Mr. R. J. Maxwell-Hyslop (Tiverton)

There is another reason why the Chief Secretary should be more sympathetic about this Amendment. I understand that before he became a Minister he was a tax consultant—that is to say, someone to whom individuals or firms go who wish to reduce their tax liability to the minimum. It may well be because of the vicissitudes and fortunes of politics, the right hon. Gentleman will find himself at some future date back in the position of a professional tax consultant. It is well known that the job of being a tax consultant is particularly difficult if one is overtaken by retrospective legislation and the Chief Secretary may well be laying a snare for himself as a tax consultant when he ceases to be in office.

There have been occasions when the Chief Secretary has appeared to be censorious about those who seek to so arrange their affairs that they attract the minimum tax liability, although this is presumably what he spent his time advising people to do when he was a tax consultant. I would have expected him to show greater objection to retrospective legislation of this kind, because if it becomes the order of the day there is little reason for anybody to employ either the Chief Secretary or anybody else as a tax consultant.

[column 1405]

Mr. Deputy Speaker

The Question is——

Mr. Victor Goodhew (St. Albans)

Before we vote, Mr. Deputy Speaker, I had hoped that the House would have heard the views of my hon. Friend the Member for Finchley (Mrs. Thatcher). It seems that a mistake has crept in here. I understand that you read from Erskine May a sentence which began “Except when permitted” . Surely, in this case, it must be permitted by the House. This is what “leave of the House” means.

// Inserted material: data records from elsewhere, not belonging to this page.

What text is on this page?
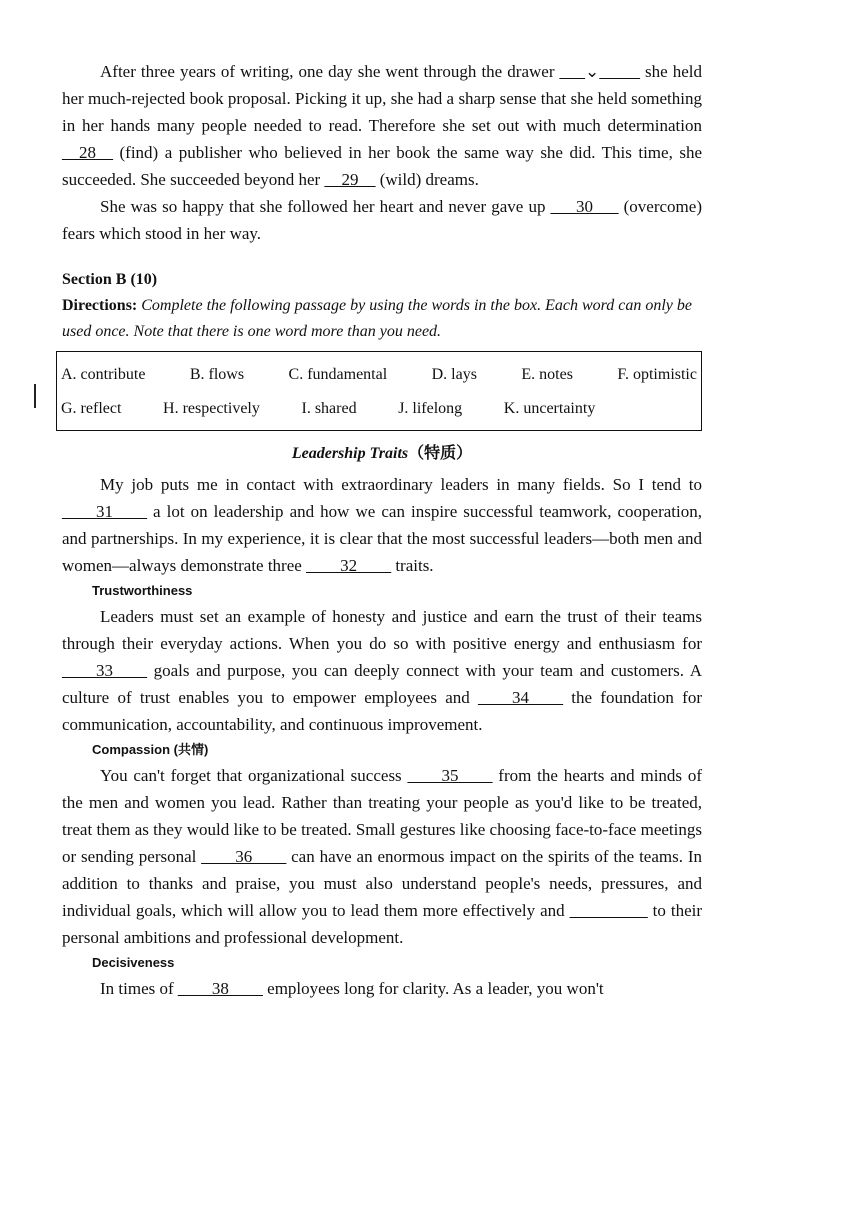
After three years of writing, one day she went through the drawer ___⌄   ___ she held her much-rejected book proposal. Picking it up, she had a sharp sense that she held something in her hands many people needed to read. Therefore she set out with much determination __28__ (find) a publisher who believed in her book the same way she did. This time, she succeeded. She succeeded beyond her __29__ (wild) dreams.

She was so happy that she followed her heart and never gave up ___30___ (overcome) fears which stood in her way.

Section B (10)
Directions: Complete the following passage by using the words in the box. Each word can only be used once. Note that there is one word more than you need.
A. contribute	B. flows	C. fundamental	D. lays	E. notes	F. optimistic
G. reflect	H. respectively	I. shared	J. lifelong	K. uncertainty
Leadership Traits（特质）

My job puts me in contact with extraordinary leaders in many fields. So I tend to ____31____ a lot on leadership and how we can inspire successful teamwork, cooperation, and partnerships. In my experience, it is clear that the most successful leaders—both men and women—always demonstrate three ____32____ traits.

Trustworthiness

Leaders must set an example of honesty and justice and earn the trust of their teams through their everyday actions. When you do so with positive energy and enthusiasm for ____33____ goals and purpose, you can deeply connect with your team and customers. A culture of trust enables you to empower employees and ____34____ the foundation for communication, accountability, and continuous improvement.

Compassion (共情)

You can't forget that organizational success ____35____ from the hearts and minds of the men and women you lead. Rather than treating your people as you'd like to be treated, treat them as they would like to be treated. Small gestures like choosing face-to-face meetings or sending personal ____36____ can have an enormous impact on the spirits of the teams. In addition to thanks and praise, you must also understand people's needs, pressures, and individual goals, which will allow you to lead them more effectively and ____  ____ to their personal ambitions and professional development.

Decisiveness

In times of ____38____ employees long for clarity. As a leader, you won't
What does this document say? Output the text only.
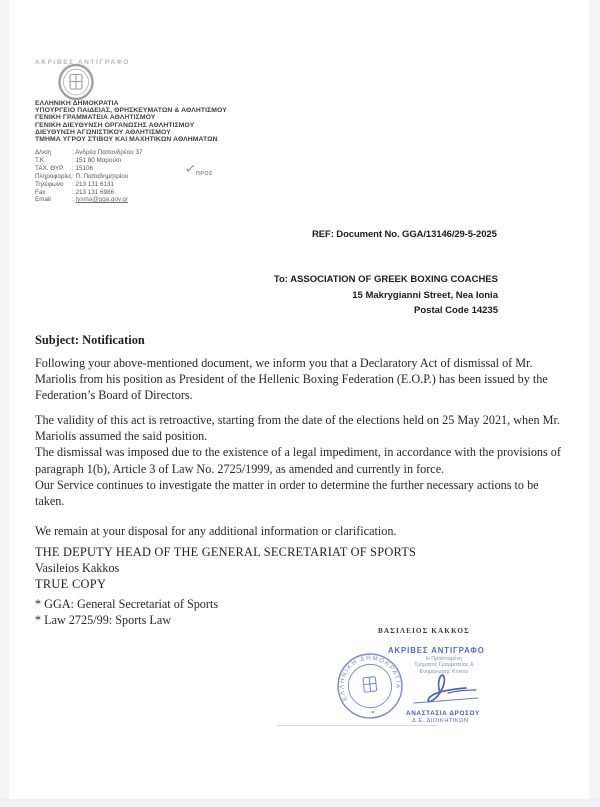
ΑΚΡΙΒΕΣ ΑΝΤΙΓΡΑΦΟ
ΕΛΛΗΝΙΚΗ ΔΗΜΟΚΡΑΤΙΑ
ΥΠΟΥΡΓΕΙΟ ΠΑΙΔΕΙΑΣ, ΘΡΗΣΚΕΥΜΑΤΩΝ & ΑΘΛΗΤΙΣΜΟΥ
ΓΕΝΙΚΗ ΓΡΑΜΜΑΤΕΙΑ ΑΘΛΗΤΙΣΜΟΥ
ΓΕΝΙΚΗ ΔΙΕΥΘΥΝΣΗ ΟΡΓΑΝΩΣΗΣ ΑΘΛΗΤΙΣΜΟΥ
ΔΙΕΥΘΥΝΣΗ ΑΓΩΝΙΣΤΙΚΟΥ ΑΘΛΗΤΙΣΜΟΥ
ΤΜΗΜΑ ΥΓΡΟΥ ΣΤΙΒΟΥ ΚΑΙ ΜΑΧΗΤΙΚΩΝ ΑΘΛΗΜΑΤΩΝ
Δ/νση	: Ανδρέα Παπανδρέου 37
Τ.Κ.	: 151 80 Μαρούσι
ΤΑΧ. ΘΥΡ. : 15106
Πληροφορίες: Π. Παπαδημητρίου
Τηλέφωνο : 213 131 6131
Fax	: 213 131 6986
Email	: tysma@gga.gov.gr
✓ΠΡΟΣ
REF: Document No. GGA/13146/29-5-2025
To: ASSOCIATION OF GREEK BOXING COACHES
15 Makrygianni Street, Nea Ionia
Postal Code 14235
Subject: Notification

Following your above-mentioned document, we inform you that a Declaratory Act of dismissal of Mr. Mariolis from his position as President of the Hellenic Boxing Federation (E.O.P.) has been issued by the Federation’s Board of Directors.

The validity of this act is retroactive, starting from the date of the elections held on 25 May 2021, when Mr. Mariolis assumed the said position.

The dismissal was imposed due to the existence of a legal impediment, in accordance with the provisions of paragraph 1(b), Article 3 of Law No. 2725/1999, as amended and currently in force.

Our Service continues to investigate the matter in order to determine the further necessary actions to be taken.

We remain at your disposal for any additional information or clarification.

THE DEPUTY HEAD OF THE GENERAL SECRETARIAT OF SPORTS
Vasileios Kakkos
TRUE COPY
* GGA: General Secretariat of Sports
* Law 2725/99: Sports Law
ΒΑΣΙΛΕΙΟΣ ΚΑΚΚΟΣ
ΕΛΛΗΝΙΚΗ ΔΗΜΟΚΡΑΤΙΑ
ΑΚΡΙΒΕΣ ΑΝΤΙΓΡΑΦΟ
Η Προϊσταμένη
Τμήματος Γραμματείας &
Ενημέρωσης Κοινού
ΑΝΑΣΤΑΣΙΑ ΔΡΟΣΟΥ
Δ.Ε. ΔΙΟΙΚΗΤΙΚΩΝ
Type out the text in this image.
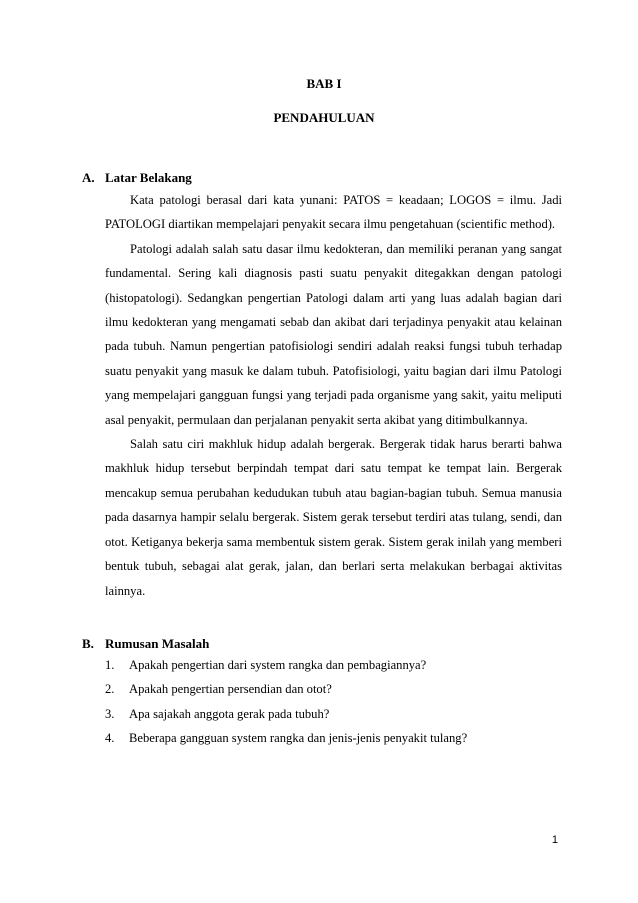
BAB I
PENDAHULUAN
A. Latar Belakang

Kata patologi berasal dari kata yunani: PATOS = keadaan; LOGOS = ilmu. Jadi PATOLOGI diartikan mempelajari penyakit secara ilmu pengetahuan (scientific method).

Patologi adalah salah satu dasar ilmu kedokteran, dan memiliki peranan yang sangat fundamental. Sering kali diagnosis pasti suatu penyakit ditegakkan dengan patologi (histopatologi). Sedangkan pengertian Patologi dalam arti yang luas adalah bagian dari ilmu kedokteran yang mengamati sebab dan akibat dari terjadinya penyakit atau kelainan pada tubuh. Namun pengertian patofisiologi sendiri adalah reaksi fungsi tubuh terhadap suatu penyakit yang masuk ke dalam tubuh. Patofisiologi, yaitu bagian dari ilmu Patologi yang mempelajari gangguan fungsi yang terjadi pada organisme yang sakit, yaitu meliputi asal penyakit, permulaan dan perjalanan penyakit serta akibat yang ditimbulkannya.

Salah satu ciri makhluk hidup adalah bergerak. Bergerak tidak harus berarti bahwa makhluk hidup tersebut berpindah tempat dari satu tempat ke tempat lain. Bergerak mencakup semua perubahan kedudukan tubuh atau bagian-bagian tubuh. Semua manusia pada dasarnya hampir selalu bergerak. Sistem gerak tersebut terdiri atas tulang, sendi, dan otot. Ketiganya bekerja sama membentuk sistem gerak. Sistem gerak inilah yang memberi bentuk tubuh, sebagai alat gerak, jalan, dan berlari serta melakukan berbagai aktivitas lainnya.

B. Rumusan Masalah
1. Apakah pengertian dari system rangka dan pembagiannya?
2. Apakah pengertian persendian dan otot?
3. Apa sajakah anggota gerak pada tubuh?
4. Beberapa gangguan system rangka dan jenis-jenis penyakit tulang?
1
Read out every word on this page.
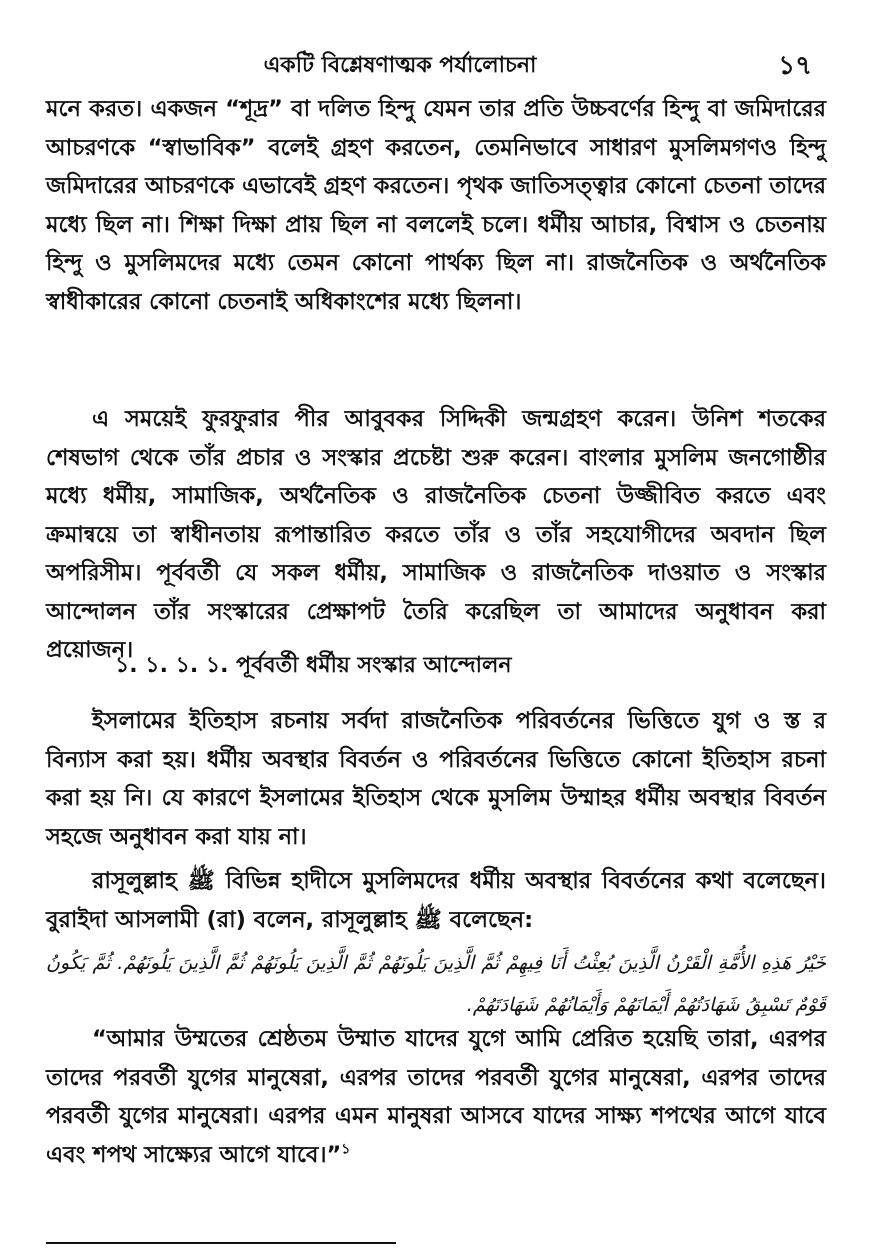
একটি বিশ্লেষণাত্মক পর্যালোচনা	১৭

মনে করত। একজন “শূদ্র” বা দলিত হিন্দু যেমন তার প্রতি উচ্চবর্ণের হিন্দু বা জমিদারের আচরণকে “স্বাভাবিক” বলেই গ্রহণ করতেন, তেমনিভাবে সাধারণ মুসলিমগণও হিন্দু জমিদারের আচরণকে এভাবেই গ্রহণ করতেন। পৃথক জাতিসত্ত্বার কোনো চেতনা তাদের মধ্যে ছিল না। শিক্ষা দিক্ষা প্রায় ছিল না বললেই চলে। ধর্মীয় আচার, বিশ্বাস ও চেতনায় হিন্দু ও মুসলিমদের মধ্যে তেমন কোনো পার্থক্য ছিল না। রাজনৈতিক ও অর্থনৈতিক স্বাধীকারের কোনো চেতনাই অধিকাংশের মধ্যে ছিলনা।

এ সময়েই ফুরফুরার পীর আবুবকর সিদ্দিকী জন্মগ্রহণ করেন। উনিশ শতকের শেষভাগ থেকে তাঁর প্রচার ও সংস্কার প্রচেষ্টা শুরু করেন। বাংলার মুসলিম জনগোষ্ঠীর মধ্যে ধর্মীয়, সামাজিক, অর্থনৈতিক ও রাজনৈতিক চেতনা উজ্জীবিত করতে এবং ক্রমান্বয়ে তা স্বাধীনতায় রূপান্তারিত করতে তাঁর ও তাঁর সহযোগীদের অবদান ছিল অপরিসীম। পূর্ববর্তী যে সকল ধর্মীয়, সামাজিক ও রাজনৈতিক দাওয়াত ও সংস্কার আন্দোলন তাঁর সংস্কারের প্রেক্ষাপট তৈরি করেছিল তা আমাদের অনুধাবন করা প্রয়োজন।

১. ১. ১. ১. পূর্ববর্তী ধর্মীয় সংস্কার আন্দোলন

ইসলামের ইতিহাস রচনায় সর্বদা রাজনৈতিক পরিবর্তনের ভিত্তিতে যুগ ও স্ত র বিন্যাস করা হয়। ধর্মীয় অবস্থার বিবর্তন ও পরিবর্তনের ভিত্তিতে কোনো ইতিহাস রচনা করা হয় নি। যে কারণে ইসলামের ইতিহাস থেকে মুসলিম উম্মাহর ধর্মীয় অবস্থার বিবর্তন সহজে অনুধাবন করা যায় না।

রাসূলুল্লাহ ﷺ বিভিন্ন হাদীসে মুসলিমদের ধর্মীয় অবস্থার বিবর্তনের কথা বলেছেন। বুরাইদা আসলামী (রা) বলেন, রাসূলুল্লাহ ﷺ বলেছেন:

خَيْرُ هَذِهِ الأُمَّةِ الْقَرْنُ الَّذِينَ بُعِثْتُ أَنَا فِيهِمْ ثُمَّ الَّذِينَ يَلُونَهُمْ ثُمَّ الَّذِينَ يَلُونَهُمْ ثُمَّ الَّذِينَ يَلُونَهُمْ. ثُمَّ يَكُونُ قَوْمٌ تَسْبِقُ شَهَادَتُهُمْ أَيْمَانَهُمْ وَأَيْمَانُهُمْ شَهَادَتَهُمْ.

“আমার উম্মতের শ্রেষ্ঠতম উম্মাত যাদের যুগে আমি প্রেরিত হয়েছি তারা, এরপর তাদের পরবর্তী যুগের মানুষেরা, এরপর তাদের পরবর্তী যুগের মানুষেরা, এরপর তাদের পরবর্তী যুগের মানুষেরা। এরপর এমন মানুষরা আসবে যাদের সাক্ষ্য শপথের আগে যাবে এবং শপথ সাক্ষ্যের আগে যাবে।”$^১$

I would have thought, in view of Mr. Speaker's previous Rulings on a number [column 1406]of occasions this evening, that she would have been entitled to ask leave to speak again; that is to say, this was a case where it was permissible for her to make a second contribution. [Hon. Members: “Order.” ] Despite the grumblings from hon. Members opposite, who no doubt are anxious to get to bed, I would very much like to hear her and I hope that you will rule that we can before we vote.

Question put, That those, words be there inserted in the Bill:—

The House divided: Ayes 115, Noes 167.